2000 The advertising slogan, “Sexy chicks and high kicks from Madison’s SMARTDANCE and Milwaukee’s DANCECIRCUS,” is banned by NPR station WUWM as “not within broadcast guidelines.” (The concert is a critical success.) Betty’s month long residency at The Yard, an artists’ retreat for dancers on Martha’s Vineyard, MA, includes an “eco-dance” residency with Edgartown Elementary School sixth grade students and inspires the creation of SOUND incorporating 25’ section of commercial fishing net found on a beach. Talk-dance projects expand as Betty writes and adapts scripts and directs company performances including:  SALT: Relics in Their Seasons, with One Drum Band;  editing Italo Calvino’s INVISIBLE CITIES with local composers of Crouton, and, writing “URBAN FOLKTALES” also with music by Crouton. With underwriting from CEO-II, Betty forms FEST DANCERS, summer program for high school students, which performs at 14 events. Solo works include popular performance-art pieces and personal dance-stories resonating with schools, churches and community groups, and performing in two of the acclaimed CON/struct series at Walker’s Point Center for the Arts.

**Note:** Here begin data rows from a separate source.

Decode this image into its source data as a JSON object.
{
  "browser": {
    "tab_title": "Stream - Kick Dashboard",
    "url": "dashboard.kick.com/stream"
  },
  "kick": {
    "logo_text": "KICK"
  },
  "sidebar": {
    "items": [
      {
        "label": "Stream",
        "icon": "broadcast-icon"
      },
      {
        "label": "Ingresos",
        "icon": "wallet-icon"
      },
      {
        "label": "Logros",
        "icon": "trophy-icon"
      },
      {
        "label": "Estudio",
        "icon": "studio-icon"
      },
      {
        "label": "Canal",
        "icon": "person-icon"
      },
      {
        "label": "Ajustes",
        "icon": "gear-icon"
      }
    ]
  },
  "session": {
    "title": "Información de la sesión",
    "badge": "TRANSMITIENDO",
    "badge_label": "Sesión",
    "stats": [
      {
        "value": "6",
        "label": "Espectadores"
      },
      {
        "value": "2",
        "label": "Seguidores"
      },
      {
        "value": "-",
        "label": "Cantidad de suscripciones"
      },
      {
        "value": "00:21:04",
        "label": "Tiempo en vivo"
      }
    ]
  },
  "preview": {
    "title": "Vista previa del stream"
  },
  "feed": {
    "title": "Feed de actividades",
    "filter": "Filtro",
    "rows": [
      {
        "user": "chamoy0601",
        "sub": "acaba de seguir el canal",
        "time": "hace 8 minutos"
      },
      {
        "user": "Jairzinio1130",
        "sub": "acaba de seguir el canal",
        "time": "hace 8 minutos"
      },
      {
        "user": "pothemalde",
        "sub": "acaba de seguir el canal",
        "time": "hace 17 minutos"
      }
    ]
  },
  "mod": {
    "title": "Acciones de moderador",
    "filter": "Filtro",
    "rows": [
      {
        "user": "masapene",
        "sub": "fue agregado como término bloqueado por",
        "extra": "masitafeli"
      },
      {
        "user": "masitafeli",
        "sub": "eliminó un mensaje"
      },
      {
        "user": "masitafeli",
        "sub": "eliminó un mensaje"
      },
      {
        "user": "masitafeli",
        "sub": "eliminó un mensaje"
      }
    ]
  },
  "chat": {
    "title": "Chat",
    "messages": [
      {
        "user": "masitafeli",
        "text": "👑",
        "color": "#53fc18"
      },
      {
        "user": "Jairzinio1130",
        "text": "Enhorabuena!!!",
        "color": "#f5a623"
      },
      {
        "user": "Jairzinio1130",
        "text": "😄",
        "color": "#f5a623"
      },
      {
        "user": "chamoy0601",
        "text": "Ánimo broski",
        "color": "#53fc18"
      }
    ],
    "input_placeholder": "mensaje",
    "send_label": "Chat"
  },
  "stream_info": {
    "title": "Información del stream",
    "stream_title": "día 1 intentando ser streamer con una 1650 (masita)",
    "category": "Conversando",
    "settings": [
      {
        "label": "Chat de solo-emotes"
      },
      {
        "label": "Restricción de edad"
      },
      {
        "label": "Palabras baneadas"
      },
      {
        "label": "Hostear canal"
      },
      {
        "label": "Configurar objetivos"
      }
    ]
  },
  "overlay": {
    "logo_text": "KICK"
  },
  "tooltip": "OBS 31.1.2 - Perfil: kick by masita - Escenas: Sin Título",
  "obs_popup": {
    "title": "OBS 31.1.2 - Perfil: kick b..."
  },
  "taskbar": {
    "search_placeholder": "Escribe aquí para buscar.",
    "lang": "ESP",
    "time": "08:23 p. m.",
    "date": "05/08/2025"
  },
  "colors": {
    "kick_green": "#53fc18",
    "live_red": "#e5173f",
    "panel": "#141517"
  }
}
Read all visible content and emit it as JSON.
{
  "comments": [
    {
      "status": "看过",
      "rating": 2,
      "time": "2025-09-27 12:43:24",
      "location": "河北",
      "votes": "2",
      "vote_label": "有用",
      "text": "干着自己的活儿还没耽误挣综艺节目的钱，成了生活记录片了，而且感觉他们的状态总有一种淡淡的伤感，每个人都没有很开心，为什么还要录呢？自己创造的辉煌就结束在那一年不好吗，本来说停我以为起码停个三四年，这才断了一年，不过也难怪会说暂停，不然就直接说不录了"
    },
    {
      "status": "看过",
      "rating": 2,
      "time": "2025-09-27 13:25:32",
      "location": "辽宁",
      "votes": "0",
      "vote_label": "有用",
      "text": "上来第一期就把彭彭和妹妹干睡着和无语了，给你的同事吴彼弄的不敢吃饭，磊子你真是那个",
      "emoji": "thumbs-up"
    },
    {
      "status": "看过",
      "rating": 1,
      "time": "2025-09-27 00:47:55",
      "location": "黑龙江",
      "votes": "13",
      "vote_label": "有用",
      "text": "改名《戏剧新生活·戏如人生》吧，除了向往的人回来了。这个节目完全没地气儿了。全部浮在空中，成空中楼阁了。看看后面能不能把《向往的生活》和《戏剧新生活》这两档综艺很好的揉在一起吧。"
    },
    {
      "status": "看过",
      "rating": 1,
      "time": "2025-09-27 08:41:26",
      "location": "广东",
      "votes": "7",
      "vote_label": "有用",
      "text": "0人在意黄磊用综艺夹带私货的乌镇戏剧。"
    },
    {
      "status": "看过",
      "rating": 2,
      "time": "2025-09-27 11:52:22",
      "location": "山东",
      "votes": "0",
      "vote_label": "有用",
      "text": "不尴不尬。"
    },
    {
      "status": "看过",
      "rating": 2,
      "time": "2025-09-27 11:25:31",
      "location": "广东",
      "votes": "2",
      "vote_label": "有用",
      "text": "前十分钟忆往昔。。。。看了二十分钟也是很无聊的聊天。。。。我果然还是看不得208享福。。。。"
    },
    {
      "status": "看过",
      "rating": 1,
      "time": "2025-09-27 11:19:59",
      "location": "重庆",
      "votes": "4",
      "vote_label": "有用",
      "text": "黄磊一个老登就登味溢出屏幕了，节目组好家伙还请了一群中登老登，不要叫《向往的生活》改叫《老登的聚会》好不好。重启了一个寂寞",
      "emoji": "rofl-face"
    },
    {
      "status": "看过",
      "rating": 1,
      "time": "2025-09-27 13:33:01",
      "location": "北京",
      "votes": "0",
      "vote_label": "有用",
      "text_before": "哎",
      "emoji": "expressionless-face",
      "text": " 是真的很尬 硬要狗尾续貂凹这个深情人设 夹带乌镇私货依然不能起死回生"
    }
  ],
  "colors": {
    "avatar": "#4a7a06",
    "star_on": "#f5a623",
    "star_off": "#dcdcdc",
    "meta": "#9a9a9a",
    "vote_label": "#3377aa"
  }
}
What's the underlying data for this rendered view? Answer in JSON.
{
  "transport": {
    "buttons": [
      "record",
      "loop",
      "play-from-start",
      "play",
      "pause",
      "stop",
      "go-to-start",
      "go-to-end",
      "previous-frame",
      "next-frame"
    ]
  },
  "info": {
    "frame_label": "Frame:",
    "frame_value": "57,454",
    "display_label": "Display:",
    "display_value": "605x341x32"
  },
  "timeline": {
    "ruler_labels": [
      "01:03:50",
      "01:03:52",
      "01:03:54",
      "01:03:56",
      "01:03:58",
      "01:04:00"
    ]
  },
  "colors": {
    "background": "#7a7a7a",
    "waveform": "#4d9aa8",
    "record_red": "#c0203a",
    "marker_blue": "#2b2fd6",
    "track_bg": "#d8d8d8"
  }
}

2005 Shifting the name, again, DanceCircus moves forward with its successful programs in outreach, residencies and concerts emphasizing environmental programs, continuing to develop its stories and the stories of people in the community (Vincent Family Resource Center and Herb Society of Wisconsin collaboration). In this, our 30th season, DanceCircus collaborates with DEVANation, a quartet of women singer/musicians, and Joanna Graves, visual artist, to create Wade in the Water: The 70% Solution. “Wade” chronicles the history of the Great Lakes in dance inspired by the meditative found beach object art by Joanna and to the original compositions by DEVANation. Betty creates an original video, Current Affairs, for this production. A new program with The Benedict Center’s Women’s Program provides women in conflict with the judicial system an approach to change through art making.

2010 DanceCircus and partner Xalaat Africa produce the Youth Dance Company for five years as a summer dance and drumming program for teens with funding from the Wisconsin Arts Board Creative Communities, a three year grant from the Helen Bader Foundation, Inc., funding from the Meyer and Norma Ragir Foundation and the city of Milwaukee Arts Board. The four year “elemental concert” series concludes in Playing with Fire as the first concert series at DanceWorks Studio Theatre and includes fire-spinners performing outside. Visual artists expanded Betty’s movement imagery: Susan Lawton created a dancer controlled tornado for VORTEX (in Exposed to AIR); Anja Sieger created amazing shadow-puppets for Demons, Dragons and Shadows on the Wall and Sherrod Milewski painted stunning cloth panels to look like the aurora borealis for the dancers to manipulate in Solar Winds (both in LIGHTshadow concert). Residencies with the Milwaukee Symphony Orchestra’s A.C.E. Program and Arts @ Large continue to engage elementary students.